The Biden administration said Thursday it was hopeful that a deal will be reached in the coming days to allow US citizens to evacuate Gaza through Egypt, though the State Department had previously issued an alert saying the crossing into Egypt would open but it never did.
 
The catastrophe continues as the UN demands a cease fire, falling on deaf ears in Tel Aviv and Washington.
 
The U.N. General Assembly approved a nonbinding resolution Friday calling for a “humanitarian truce” in Gaza leading to a cessation of hostilities between Israel and Gaza’s Hamas rulers, the first United Nations response to the ongoing war.

The 193-member world body adopted the Arab-drafted resolution by a vote of 120-14 with 45 abstentions after rejecting a Canadian amendment backed by the United States. It would have unequivocally condemned the Oct. 7 “terrorist attacks” on Israel by Hamas and demanded the immediate release of hostages taken by Hamas.

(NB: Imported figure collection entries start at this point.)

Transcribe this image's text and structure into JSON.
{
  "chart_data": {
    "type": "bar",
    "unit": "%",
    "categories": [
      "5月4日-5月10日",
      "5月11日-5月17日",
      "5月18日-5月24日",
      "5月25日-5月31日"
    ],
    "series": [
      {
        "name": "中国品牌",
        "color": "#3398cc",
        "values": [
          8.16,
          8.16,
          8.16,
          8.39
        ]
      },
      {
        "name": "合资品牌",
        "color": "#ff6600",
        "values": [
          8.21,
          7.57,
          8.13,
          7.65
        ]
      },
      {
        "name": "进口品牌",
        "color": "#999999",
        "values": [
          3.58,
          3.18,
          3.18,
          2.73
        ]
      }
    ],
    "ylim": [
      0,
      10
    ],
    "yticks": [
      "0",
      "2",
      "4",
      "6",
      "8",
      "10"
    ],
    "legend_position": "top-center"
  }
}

The votes came part way through a list of 113 speakers at an emergency special session on Israeli actions in occupied Palestinian territories. Jordan’s U.N. Ambassador Mahmoud Hmoud, speaking on behalf of the U.N.’s 22-nation Arab group, had called for action on the resolution because of the urgency of the escalating situation on the ground.

The Arab group went to the General Assembly after the more powerful 15-member Security Council failed to agree on a resolution after four attempts over the past two weeks. While council resolutions are legally binding, assembly resolutions are not, but they do serve as a barometer of world opinion.
 
Things always get darker right before it goes pitch black.